Tribal dissidence and religious radicalism have therefore been partners in the Muslim world for many centuries. On the one hand there is the anarchy of the tribes, ordered only by their own traditions: in the Arabic of the Maghrib the bled-es-siba, in the Pathan lands and Iran yaghestan: the land of unrest (or ‘the land of defiance’, as Afghanistan has sometimes been called in both the Persian and Indian traditions): opposed to the bled-es-makhzen or hukumat, the land of government. A rather gloomy Pathan proverb sums up the disadvantages of both ways of life: ‘Feuding ate up the mountains, and taxes ate up the plains.’

The great majority of the Pathan tribal revolts against the British were orchestrated by religious figures in the name of jihad: all of them, naturally, described by the British as ‘mad’. These included the Akhund of Swat in the 1860s, the Hadda Mullah, the Manki Mullah, the Fakir of Buner and the Powindah Mullah in the 1890s, and in the 1930s the Fakir of Ipi, against whose rebellion the British deployed two divisions (including my maternal uncle’s Gurkha battalion).

The Fakir of Ipi’s rebellion took place in Waziristan, later the heartland of Taleban support after 9/11 and the US overthrow of the Taleban. Incidentally, all these revolts were influenced to a greater or lesser extent by news from other parts of the Muslim world (albeit often extremely twisted) about clashes between Muslims and the Christian imperial powers; so the notion that Pakistanis being influenced by developments in Palestine or Iraq marks a new departure is completely wrong.

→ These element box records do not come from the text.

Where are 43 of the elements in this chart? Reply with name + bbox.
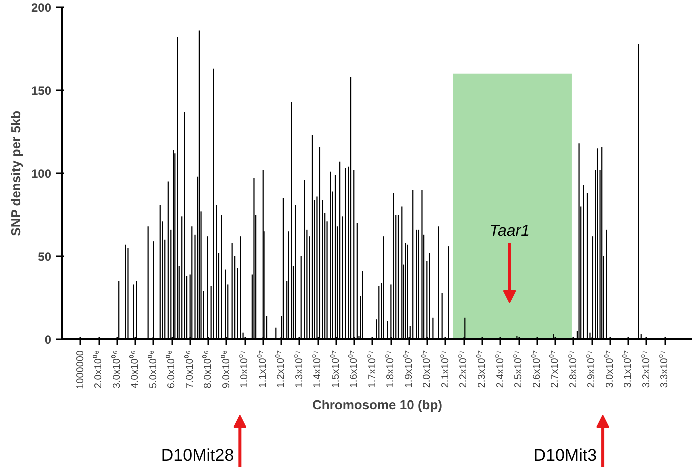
x-tick-label: 1.9x10⁰⁷ xyxy=(402,350,415,388)
x-tick-label: 1.5x10⁰⁷ xyxy=(330,350,342,388)
x-tick-label: 1.2x10⁰⁷ xyxy=(275,350,288,388)
x-tick-label: 2.9x10⁰⁷ xyxy=(586,350,598,388)
x-tick-label: 2.0x10⁰⁷ xyxy=(421,350,434,388)
text: D10Mit28 xyxy=(161,446,234,465)
x-tick-label: 9.0x10⁰⁶ xyxy=(220,350,232,389)
x-axis-title: Chromosome 10 (bp) xyxy=(312,397,443,412)
x-tick-label: 1.4x10⁰⁷ xyxy=(312,350,324,388)
x-tick-label: 8.0x10⁰⁶ xyxy=(202,350,214,389)
x-tick-label: 1.8x10⁰⁷ xyxy=(384,350,397,388)
x-tick-label: 2.1x10⁰⁷ xyxy=(439,350,452,388)
y-tick-label: 200 xyxy=(31,1,52,15)
x-tick-label: 3.1x10⁰⁷ xyxy=(622,350,634,388)
x-tick-label: 1000000 xyxy=(75,350,86,390)
x-tick-label: 2.4x10⁰⁷ xyxy=(494,350,506,388)
annotation: Taar1 xyxy=(490,223,530,240)
x-tick-label: 2.0x10⁰⁶ xyxy=(92,350,105,389)
x-tick-label: 5.0x10⁰⁶ xyxy=(147,350,160,389)
x-tick-label: 1.3x10⁰⁷ xyxy=(293,350,306,388)
x-tick-label: 1.1x10⁰⁷ xyxy=(256,350,269,388)
x-tick-label: 7.0x10⁰⁶ xyxy=(184,350,196,389)
text: D10Mit3 xyxy=(534,446,598,465)
x-tick-label: 1.0x10⁰⁷ xyxy=(238,350,251,388)
x-tick-label: 6.0x10⁰⁶ xyxy=(166,350,178,389)
x-tick-label: 3.3x10⁰⁷ xyxy=(658,350,671,388)
x-tick-label: 3.0x10⁰⁷ xyxy=(604,350,616,388)
x-tick-label: 1.7x10⁰⁷ xyxy=(366,350,378,388)
y-tick-label: 100 xyxy=(31,167,52,181)
x-tick-label: 3.2x10⁰⁷ xyxy=(640,350,652,388)
x-tick-label: 3.0x10⁰⁶ xyxy=(110,350,123,389)
x-tick-label: 1.6x10⁰⁷ xyxy=(348,350,360,388)
x-tick-label: 2.2x10⁰⁷ xyxy=(458,350,470,388)
x-tick-label: 2.6x10⁰⁷ xyxy=(530,350,543,388)
x-tick-label: 2.8x10⁰⁷ xyxy=(567,350,580,388)
y-axis-title: SNP density per 5kb xyxy=(8,110,24,236)
x-tick-label: 2.7x10⁰⁷ xyxy=(549,350,562,388)
x-tick-label: 4.0x10⁰⁶ xyxy=(129,350,142,389)
x-tick-label: 2.3x10⁰⁷ xyxy=(476,350,488,388)
y-tick-label: 0 xyxy=(44,333,52,347)
y-tick-label: 150 xyxy=(31,84,52,98)
y-tick-label: 50 xyxy=(38,250,52,264)
x-tick-label: 2.5x10⁰⁷ xyxy=(512,350,525,388)
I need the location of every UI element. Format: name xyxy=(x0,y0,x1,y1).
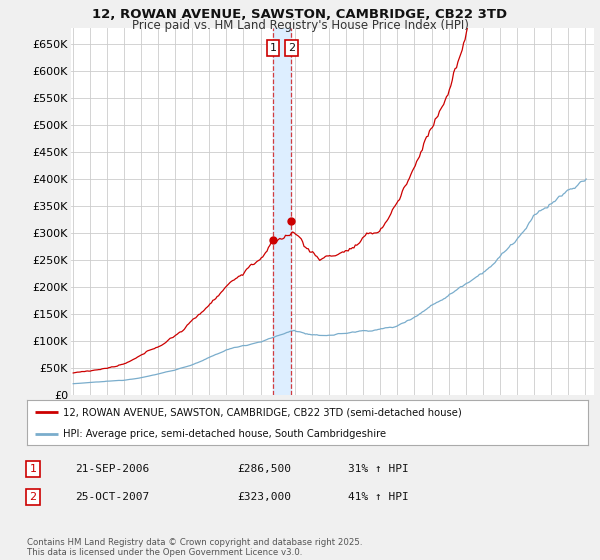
Text: 12, ROWAN AVENUE, SAWSTON, CAMBRIDGE, CB22 3TD (semi-detached house): 12, ROWAN AVENUE, SAWSTON, CAMBRIDGE, CB… xyxy=(64,408,462,418)
Text: Contains HM Land Registry data © Crown copyright and database right 2025.
This d: Contains HM Land Registry data © Crown c… xyxy=(27,538,362,557)
Text: 41% ↑ HPI: 41% ↑ HPI xyxy=(348,492,409,502)
Text: HPI: Average price, semi-detached house, South Cambridgeshire: HPI: Average price, semi-detached house,… xyxy=(64,429,386,439)
Text: £323,000: £323,000 xyxy=(237,492,291,502)
Text: 25-OCT-2007: 25-OCT-2007 xyxy=(75,492,149,502)
Text: 12, ROWAN AVENUE, SAWSTON, CAMBRIDGE, CB22 3TD: 12, ROWAN AVENUE, SAWSTON, CAMBRIDGE, CB… xyxy=(92,8,508,21)
Text: 21-SEP-2006: 21-SEP-2006 xyxy=(75,464,149,474)
Bar xyxy=(273,28,292,395)
Text: Price paid vs. HM Land Registry's House Price Index (HPI): Price paid vs. HM Land Registry's House … xyxy=(131,19,469,32)
Text: 2: 2 xyxy=(288,43,295,53)
Text: 2: 2 xyxy=(29,492,37,502)
Text: £286,500: £286,500 xyxy=(237,464,291,474)
Text: 1: 1 xyxy=(269,43,277,53)
Text: 1: 1 xyxy=(29,464,37,474)
Text: 31% ↑ HPI: 31% ↑ HPI xyxy=(348,464,409,474)
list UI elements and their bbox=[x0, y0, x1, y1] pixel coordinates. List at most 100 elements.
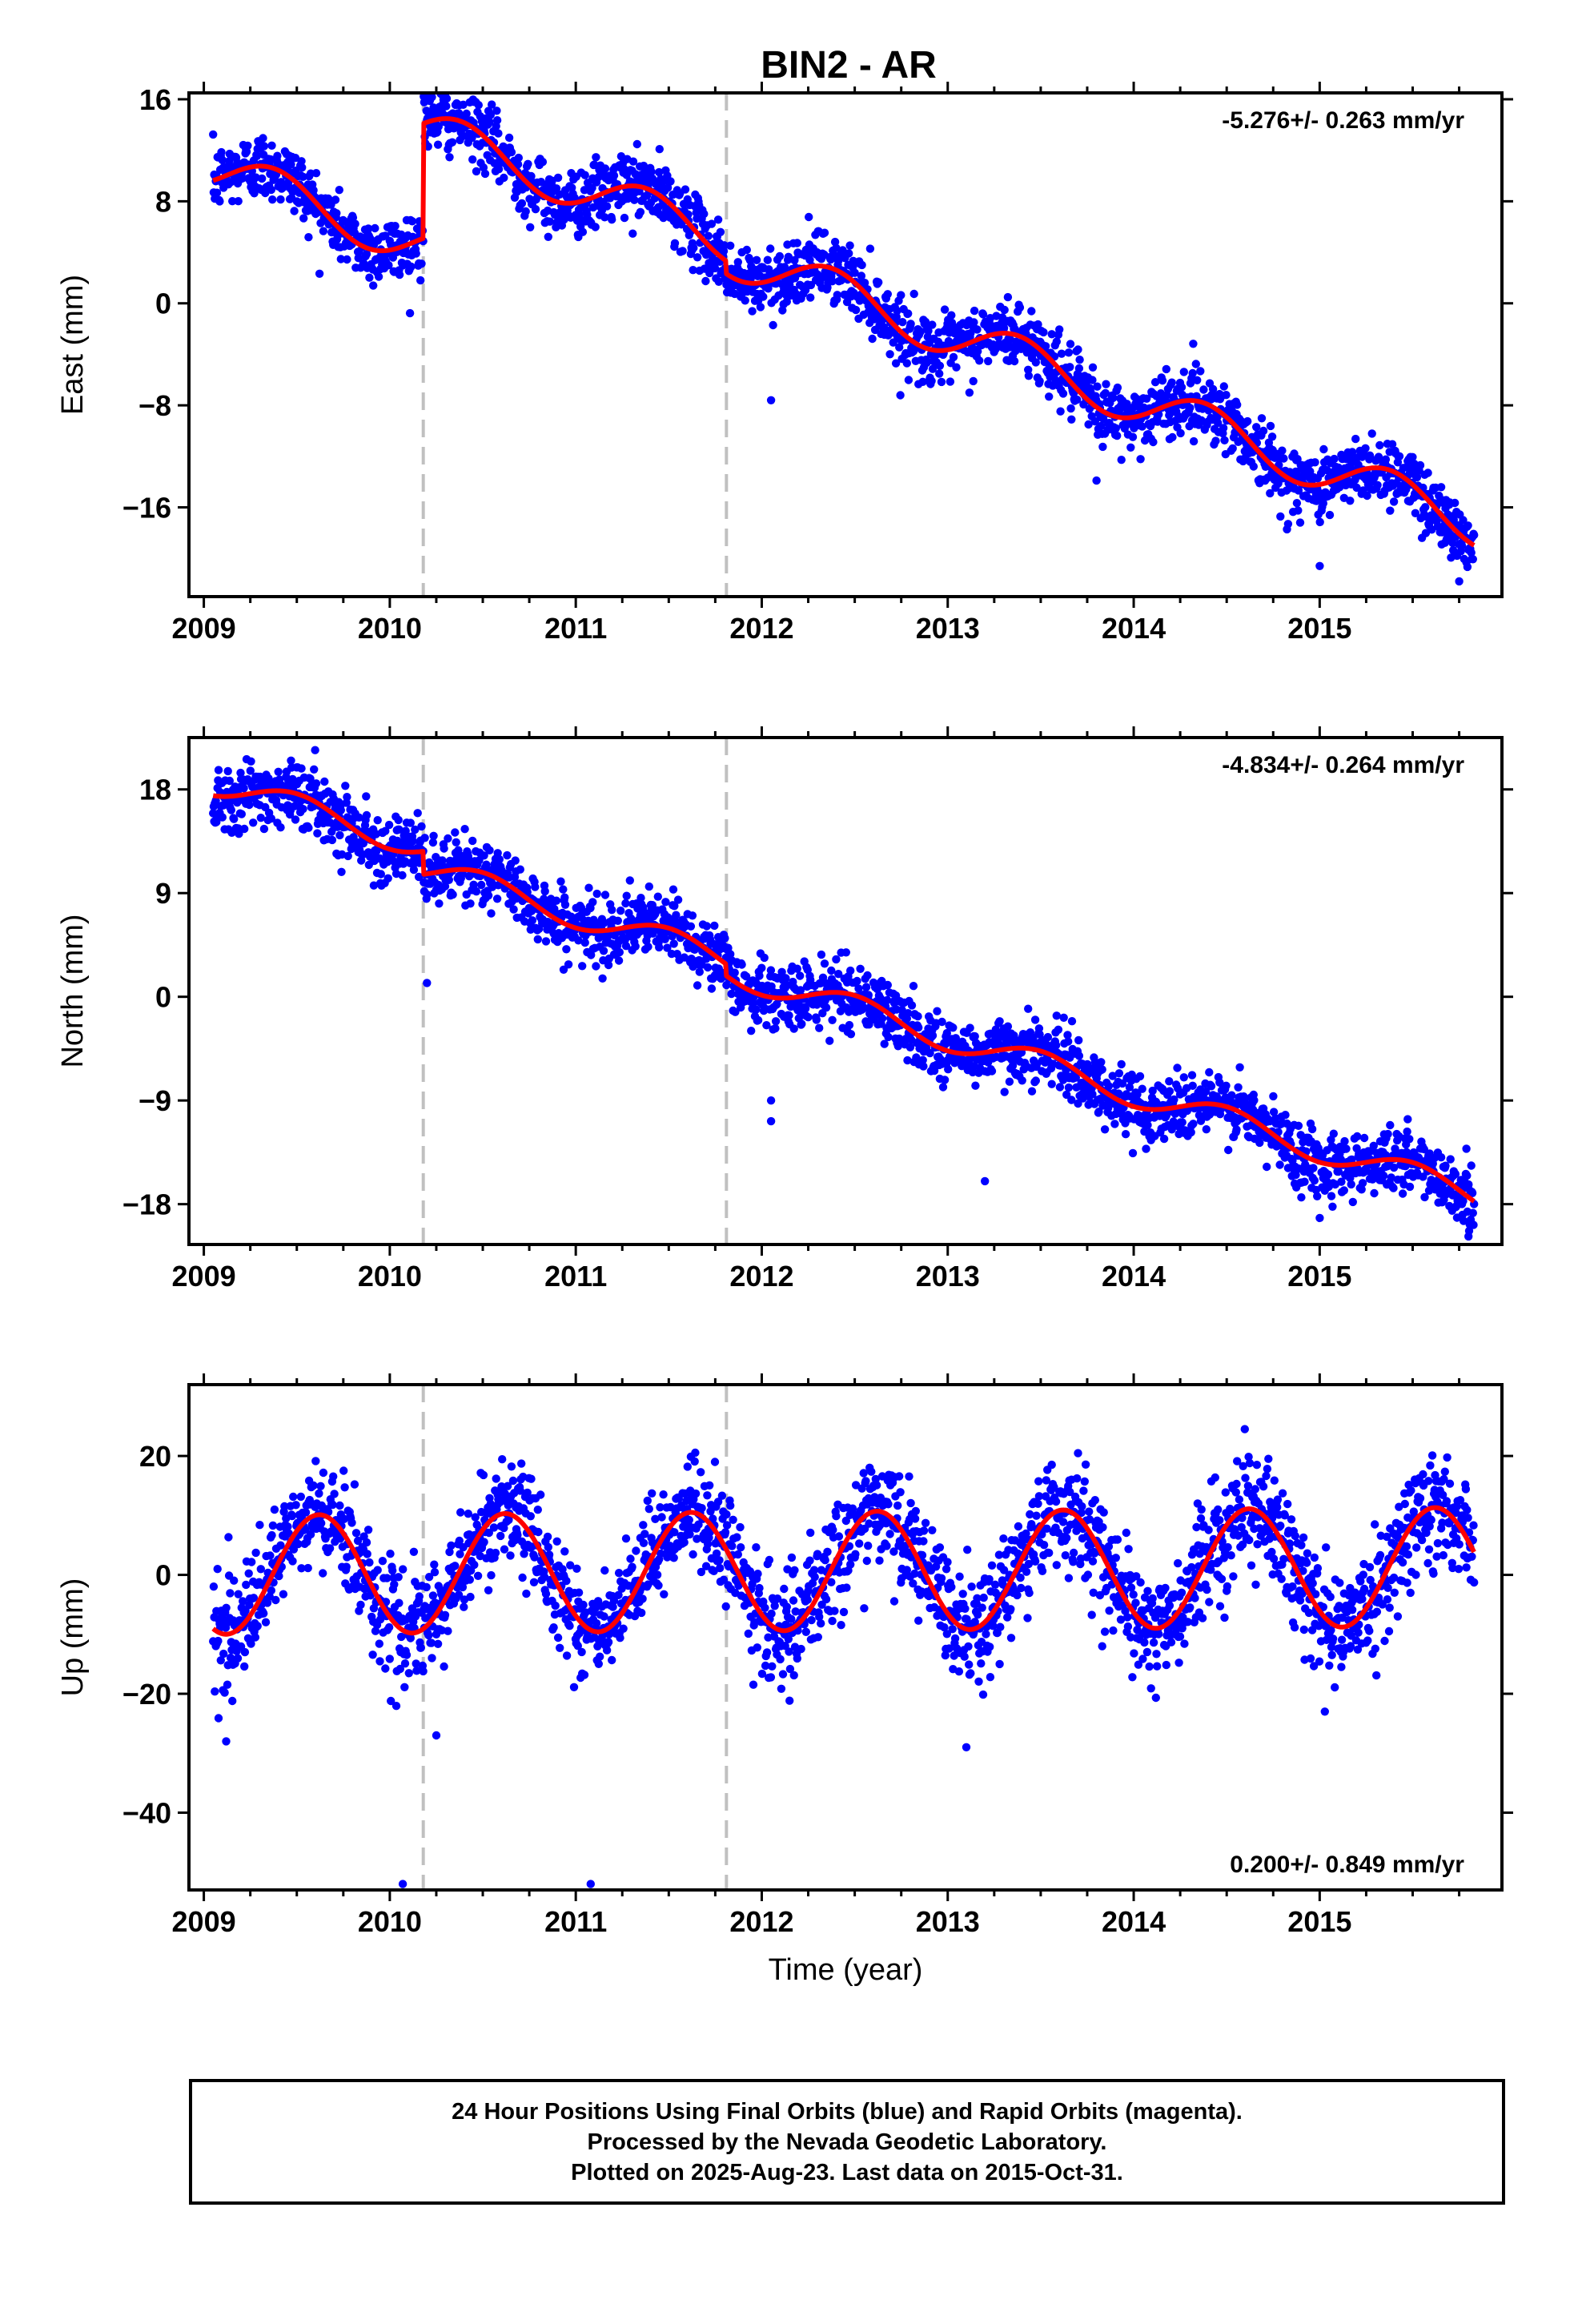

Waziristan was also the site of major uprisings in the 1890s, and in 1919 when the Wazirs and Mahsuds rose in support of the Afghan invasion of India. It may be noted incidentally that just as at the time of writing the US and Pakistani forces have not yet killed or captured much of the top leadership of Al Qaeda or the Taleban, so, despite deploying some 40,000 troops in Waziristan, the British never caught the Fakir of Ipi, who died in his bed in 1960 – by that stage, interestingly enough, preaching Pathan nationalism and an independent Pashtunistan.

Almost forty years before the emergence of the Afghan Taleban, the great anthropologist of the Pathans, Fredrik Barth, wrote the following about the orchestration of revolt in the name of Islam:

A more temporary organization [than the regular relationship between a local saint and his followers] may be built around persons of less established sanctity, based on the Islamic dogma of the holy war and the blessings awaiting the soldier (ghazi) who figures in one. This line of appeal requires considerable demagogic powers and is mainly adopted by mullahs. Essentially, it depends for its success on the presence of a fundamental conflict in the area, and the ability to play on ideals of manliness and fearlessness so as to whip up confidence among the warriors of the community.16

The Taleban, however, are a new variation of this old pattern. They are an alliance of newly risen younger mullahs, rather than single ‘authoritative clerics’ possessing individual baraka. Their chief leaders, like Beitullah Mahsud and Fazlullah, emerged to prominence when they were in their late twenties or early thirties. This is not quite such a shift as the Pakistani elites make out. The Pathan tradition in general is far more egalitarian in spirit than those of the other parts of Pakistan, and, within that tradition, those of some of the tribes of the Frontier have always been famous for the unwillingness of the tribesmen to bow to hereditary chieftains. ‘Traditionally, the dominant characteristic of the Mahsud was his independence – in a sense, every man was his own malik.’17 Leadership has generally been through merit, and especially courage and skill in fighting. Though of course the leaders of the Pakistani Taleban are very pious Muslims, unlike previous leaders of revolt against the British such as the Mullah of Hadda they are not regarded as saints by their followers, but only as especially able and tough military commanders.